What You Need for Yoga Class
After you choose a Yoga class you think can work for you, you may be nervous about actually taking the plunge and heading to your first session. Here are some guidelines to answer your questions about what to wear and take and how to stay safe (and in the good graces of your classmates) as you begin your group Yoga journey.
What to wear to Yoga class
Yoga practitioners wear a wide variety of exercise clothing. Practically speaking, what people wear depends on the difficulty level of the class and the temperature of the room. Of course, personal expression is also a consideration.
A handful of eccentric groups practice in the nude, which really isn’t a good idea because it’s bound to distract some folks. Even when you practice on your own, you may want to cover your lower trunk to protect your kidneys and abdomen. At least that’s the traditional Yoga way.
Women often wear leotards, sweats, shorts, and tops. Men usually wear shorts, sweats, T-shirts, and tank tops.
If you’re practicing outdoors or in a poorly heated room, you may want to layer your clothing so that you can peel off a layer when you’re getting too warm from your Yoga practice. Also, extra clothing can come in handy when you get to the relaxation or meditation part of the class.
Your Yoga kit
Before attending a class, find out what kind of floor it practices on. If the floor is carpeted, a towel or a sticky mat works. A hardwood floor may require more padding. In that case, bring along a thick Yoga mat or a rug remnant. If you have a tendency to get cold, bring a blanket to cover yourself during final relaxation.

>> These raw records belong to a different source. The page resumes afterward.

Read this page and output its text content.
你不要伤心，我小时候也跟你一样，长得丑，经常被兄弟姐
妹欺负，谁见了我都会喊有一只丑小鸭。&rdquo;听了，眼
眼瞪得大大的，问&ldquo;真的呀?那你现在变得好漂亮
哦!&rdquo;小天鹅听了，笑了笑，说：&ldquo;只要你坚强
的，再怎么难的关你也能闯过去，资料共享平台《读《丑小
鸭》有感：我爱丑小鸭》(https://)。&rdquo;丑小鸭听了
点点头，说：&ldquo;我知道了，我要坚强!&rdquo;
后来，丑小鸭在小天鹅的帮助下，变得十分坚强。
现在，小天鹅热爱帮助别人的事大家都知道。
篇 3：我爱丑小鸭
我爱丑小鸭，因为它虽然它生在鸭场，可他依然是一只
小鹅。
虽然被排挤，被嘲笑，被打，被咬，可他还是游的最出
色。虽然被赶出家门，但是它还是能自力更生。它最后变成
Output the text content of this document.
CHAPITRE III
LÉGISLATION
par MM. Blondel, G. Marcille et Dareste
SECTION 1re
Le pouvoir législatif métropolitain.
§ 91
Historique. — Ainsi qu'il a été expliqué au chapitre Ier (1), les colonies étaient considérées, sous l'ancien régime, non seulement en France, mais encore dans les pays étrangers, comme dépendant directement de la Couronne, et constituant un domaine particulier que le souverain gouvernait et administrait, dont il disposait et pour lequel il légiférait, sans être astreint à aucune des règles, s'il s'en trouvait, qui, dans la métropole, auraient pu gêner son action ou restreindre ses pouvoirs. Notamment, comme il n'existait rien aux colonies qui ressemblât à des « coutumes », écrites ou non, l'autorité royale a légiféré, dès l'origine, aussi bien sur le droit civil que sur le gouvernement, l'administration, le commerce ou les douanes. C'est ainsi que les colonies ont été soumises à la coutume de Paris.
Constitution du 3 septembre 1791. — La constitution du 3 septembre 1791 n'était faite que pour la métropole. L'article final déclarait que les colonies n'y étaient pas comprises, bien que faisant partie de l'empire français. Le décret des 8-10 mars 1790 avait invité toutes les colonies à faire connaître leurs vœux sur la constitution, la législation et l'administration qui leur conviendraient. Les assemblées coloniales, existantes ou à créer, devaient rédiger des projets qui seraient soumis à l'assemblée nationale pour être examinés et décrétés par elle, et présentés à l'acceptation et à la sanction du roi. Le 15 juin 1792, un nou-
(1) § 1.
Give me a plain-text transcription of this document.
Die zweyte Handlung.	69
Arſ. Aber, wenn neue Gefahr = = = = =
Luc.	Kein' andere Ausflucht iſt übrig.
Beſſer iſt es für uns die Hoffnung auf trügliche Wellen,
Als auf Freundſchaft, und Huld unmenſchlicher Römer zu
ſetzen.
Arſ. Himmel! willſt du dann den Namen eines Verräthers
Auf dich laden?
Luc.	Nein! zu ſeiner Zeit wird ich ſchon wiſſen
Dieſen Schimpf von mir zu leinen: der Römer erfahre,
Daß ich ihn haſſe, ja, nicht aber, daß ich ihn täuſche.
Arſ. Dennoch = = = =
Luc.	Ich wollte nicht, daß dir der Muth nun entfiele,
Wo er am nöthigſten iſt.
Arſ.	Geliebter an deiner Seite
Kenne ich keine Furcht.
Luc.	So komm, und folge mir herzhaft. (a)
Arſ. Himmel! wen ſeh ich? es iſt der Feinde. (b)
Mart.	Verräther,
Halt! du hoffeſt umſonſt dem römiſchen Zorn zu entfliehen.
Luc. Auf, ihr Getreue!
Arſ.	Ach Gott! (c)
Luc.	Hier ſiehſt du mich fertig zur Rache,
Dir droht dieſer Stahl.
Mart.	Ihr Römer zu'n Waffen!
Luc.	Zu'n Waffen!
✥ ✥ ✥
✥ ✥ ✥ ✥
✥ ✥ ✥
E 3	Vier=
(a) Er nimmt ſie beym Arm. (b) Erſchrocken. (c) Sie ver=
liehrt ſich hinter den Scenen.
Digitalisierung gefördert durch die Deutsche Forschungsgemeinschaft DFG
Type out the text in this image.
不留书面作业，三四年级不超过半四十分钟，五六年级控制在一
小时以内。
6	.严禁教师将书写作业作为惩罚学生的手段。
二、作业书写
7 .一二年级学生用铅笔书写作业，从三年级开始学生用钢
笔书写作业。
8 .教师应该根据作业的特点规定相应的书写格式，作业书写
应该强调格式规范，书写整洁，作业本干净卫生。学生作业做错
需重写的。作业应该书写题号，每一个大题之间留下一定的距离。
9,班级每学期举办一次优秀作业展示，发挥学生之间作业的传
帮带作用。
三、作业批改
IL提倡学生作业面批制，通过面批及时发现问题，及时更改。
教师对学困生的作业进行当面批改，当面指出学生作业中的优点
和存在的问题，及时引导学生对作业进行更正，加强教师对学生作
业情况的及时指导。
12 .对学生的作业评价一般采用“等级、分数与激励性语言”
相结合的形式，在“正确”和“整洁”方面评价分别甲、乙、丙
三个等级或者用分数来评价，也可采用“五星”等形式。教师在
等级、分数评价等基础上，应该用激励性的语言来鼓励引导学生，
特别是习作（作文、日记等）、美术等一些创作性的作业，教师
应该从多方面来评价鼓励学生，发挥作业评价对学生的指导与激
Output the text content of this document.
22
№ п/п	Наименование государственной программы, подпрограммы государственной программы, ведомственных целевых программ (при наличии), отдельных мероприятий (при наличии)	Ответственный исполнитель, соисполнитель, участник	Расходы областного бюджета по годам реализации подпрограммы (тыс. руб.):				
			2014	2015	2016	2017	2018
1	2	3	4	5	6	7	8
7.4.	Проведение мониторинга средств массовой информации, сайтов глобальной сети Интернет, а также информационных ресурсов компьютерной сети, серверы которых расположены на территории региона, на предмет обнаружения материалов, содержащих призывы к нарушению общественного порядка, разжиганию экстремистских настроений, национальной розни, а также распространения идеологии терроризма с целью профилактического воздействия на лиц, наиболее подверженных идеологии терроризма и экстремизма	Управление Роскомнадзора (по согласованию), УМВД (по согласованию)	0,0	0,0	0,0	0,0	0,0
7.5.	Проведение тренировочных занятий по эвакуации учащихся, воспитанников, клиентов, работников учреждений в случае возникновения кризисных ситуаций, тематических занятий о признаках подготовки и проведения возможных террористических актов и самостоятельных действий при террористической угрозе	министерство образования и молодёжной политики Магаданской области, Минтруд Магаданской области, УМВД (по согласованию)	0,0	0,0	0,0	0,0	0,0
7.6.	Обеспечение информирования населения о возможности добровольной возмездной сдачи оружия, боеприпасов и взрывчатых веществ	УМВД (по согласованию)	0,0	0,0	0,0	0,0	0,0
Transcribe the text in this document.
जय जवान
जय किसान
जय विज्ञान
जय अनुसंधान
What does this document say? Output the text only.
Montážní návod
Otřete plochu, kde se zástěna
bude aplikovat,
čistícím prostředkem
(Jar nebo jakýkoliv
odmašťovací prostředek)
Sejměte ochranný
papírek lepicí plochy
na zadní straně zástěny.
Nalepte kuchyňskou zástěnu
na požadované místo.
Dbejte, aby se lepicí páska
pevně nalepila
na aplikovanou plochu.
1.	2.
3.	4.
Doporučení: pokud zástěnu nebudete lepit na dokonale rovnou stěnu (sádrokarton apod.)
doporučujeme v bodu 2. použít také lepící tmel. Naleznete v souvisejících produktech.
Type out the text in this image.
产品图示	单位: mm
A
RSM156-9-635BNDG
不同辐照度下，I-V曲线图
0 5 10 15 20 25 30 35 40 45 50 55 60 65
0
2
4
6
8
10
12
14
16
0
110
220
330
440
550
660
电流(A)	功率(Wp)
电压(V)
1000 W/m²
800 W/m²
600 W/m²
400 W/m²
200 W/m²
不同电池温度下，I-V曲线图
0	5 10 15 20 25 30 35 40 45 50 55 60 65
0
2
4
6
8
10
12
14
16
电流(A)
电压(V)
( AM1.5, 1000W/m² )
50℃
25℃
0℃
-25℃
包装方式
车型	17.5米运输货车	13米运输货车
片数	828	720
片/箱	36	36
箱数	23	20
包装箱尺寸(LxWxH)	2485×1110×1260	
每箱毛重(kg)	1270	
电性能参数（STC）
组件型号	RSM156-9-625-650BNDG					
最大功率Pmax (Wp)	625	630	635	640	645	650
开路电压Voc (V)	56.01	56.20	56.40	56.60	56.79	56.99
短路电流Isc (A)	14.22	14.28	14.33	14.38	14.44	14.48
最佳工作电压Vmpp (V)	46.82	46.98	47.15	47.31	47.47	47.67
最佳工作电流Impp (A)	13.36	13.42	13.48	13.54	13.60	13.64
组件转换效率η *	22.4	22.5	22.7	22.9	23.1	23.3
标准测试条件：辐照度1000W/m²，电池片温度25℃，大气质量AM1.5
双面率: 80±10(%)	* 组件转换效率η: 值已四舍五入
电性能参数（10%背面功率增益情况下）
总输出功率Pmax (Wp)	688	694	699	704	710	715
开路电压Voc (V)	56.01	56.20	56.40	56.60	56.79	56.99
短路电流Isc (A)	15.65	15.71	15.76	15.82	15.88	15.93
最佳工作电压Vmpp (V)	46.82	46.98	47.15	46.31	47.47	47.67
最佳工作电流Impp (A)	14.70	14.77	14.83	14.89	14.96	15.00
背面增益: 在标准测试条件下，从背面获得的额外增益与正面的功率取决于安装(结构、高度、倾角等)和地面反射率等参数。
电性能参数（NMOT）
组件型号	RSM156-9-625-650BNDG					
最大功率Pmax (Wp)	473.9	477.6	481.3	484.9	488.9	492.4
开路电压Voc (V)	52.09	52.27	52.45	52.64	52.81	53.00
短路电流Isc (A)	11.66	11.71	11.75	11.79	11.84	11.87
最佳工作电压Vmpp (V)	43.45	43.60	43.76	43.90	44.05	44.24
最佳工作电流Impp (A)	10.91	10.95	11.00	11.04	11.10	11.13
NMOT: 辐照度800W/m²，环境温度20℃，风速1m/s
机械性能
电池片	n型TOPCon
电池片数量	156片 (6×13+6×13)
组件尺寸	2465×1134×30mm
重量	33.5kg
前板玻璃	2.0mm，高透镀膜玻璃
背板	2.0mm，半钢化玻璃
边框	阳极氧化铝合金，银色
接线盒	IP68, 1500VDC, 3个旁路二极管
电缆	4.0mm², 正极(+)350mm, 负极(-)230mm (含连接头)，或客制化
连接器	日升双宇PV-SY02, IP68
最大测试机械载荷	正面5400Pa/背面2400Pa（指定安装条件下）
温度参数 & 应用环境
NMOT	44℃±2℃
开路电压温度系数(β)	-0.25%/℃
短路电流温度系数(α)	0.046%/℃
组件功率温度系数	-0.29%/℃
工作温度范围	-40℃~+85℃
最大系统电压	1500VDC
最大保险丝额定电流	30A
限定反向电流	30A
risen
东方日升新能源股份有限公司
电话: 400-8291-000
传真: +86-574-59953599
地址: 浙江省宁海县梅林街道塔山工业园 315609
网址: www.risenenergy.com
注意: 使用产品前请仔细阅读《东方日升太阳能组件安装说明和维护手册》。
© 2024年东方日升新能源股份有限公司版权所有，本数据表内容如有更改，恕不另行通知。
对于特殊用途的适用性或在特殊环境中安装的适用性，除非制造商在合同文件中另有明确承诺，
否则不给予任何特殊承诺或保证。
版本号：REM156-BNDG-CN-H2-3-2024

A folded blanket is also helpful if you need a pad under your head when you’re lying down. As your teacher becomes familiar with your unique needs, he or she may suggest some other personalized props for you to bring to class. Some Yoga styles — notably Iyengar Yoga — work more with props than others. Following are some general items you may want to bring to class with you:
Your own Yoga mat or rug
Extra clothing to layer on if the room is too cool or to take off if you’re too warm
Enthusiasm, motivation, and good humor
If you’re serious about your Yoga practice (and if you’re concerned about hygiene), invest in your own personal mat and other equipment. Although many Yoga centers furnish this stuff, consider bringing your own. If you ever have to pick from the bottom of the bin after yet another sweaty class, you’ll understand.
Safety first at Yoga class
The most important factor for determining the safety of a Yoga class is your personal attitude. If you participate with the understanding that you aren’t competing against the other students or the teacher and that you also must not inflict pain upon yourself, you can enjoy a safe Yoga practice.
Don’t continue if you experience discomfort that causes you distress or increases the likelihood of injury. Of course, if you haven’t exercised for a while, you can expect to encounter your body’s resistance at the beginning. You may even feel a little sore the next day, which just reflects your body’s adjustment to the new adventure.
The key to avoiding injury is to proceed gently. It’s better to err on the side of gentleness than to face torn ligaments. A good teacher always reminds you to ease into the postures and work creatively with your body’s physical resistance. Nonharming is an important moral virtue in Yoga.
If you have any physical limitations (recent surgeries, knee, neck, or back problems, and so on), be sure to inform the center and the teacher beforehand. In a classroom setting, instructors have to split their attention among several students; your upfront communication can help prevent personal injury.
Don’t forget your manners at Yoga class
In all social settings, common courtesy calls for sensitivity to others; those same rules of responsible conduct apply to your participation in Yoga group sessions. Check your bags for these etiquette essentials:
Show up on time; don’t wander into class fashionably late. It’s rude and disturbing to others.
If you show up early and students from the class before are still relaxing or meditating, respect their quiet time until your own session formally begins.
Leave your shoes, chewing gum, cellphones, pagers, and crummy attitudes outside the classroom.
Avoid smoking cigarettes or drinking alcohol before class.
Bathe and take a restroom break before your Yoga session.
Keep classroom conversation to a minimum — some people arrive early to meditate or to just sit quietly.
Be sure to take your socks off if you practice on a slippery surface. If you’re self-conscious about your feet, remember that their 26 bones do a great job at propping up your body all day long. Besides, everyone else is far too busy to focus on your feet.
Avoid excessive, clanky jewelry.
Be sure that your, ahem, private parts are appropriately covered if you choose to wear loose-fitting shorts or, against our advice, super-tight outfits.
Don’t wear heavy perfume or cologne.
Cut back on your garlic consumption on the day that you go to class.
Sit near the door or window if you require a lot of air.
Sit close to the instructor if you have hearing difficulties; many teachers speak softly to generate the right mood.
If you have used any props in class, put them away neatly.
Pay your teacher on time, without having to be reminded.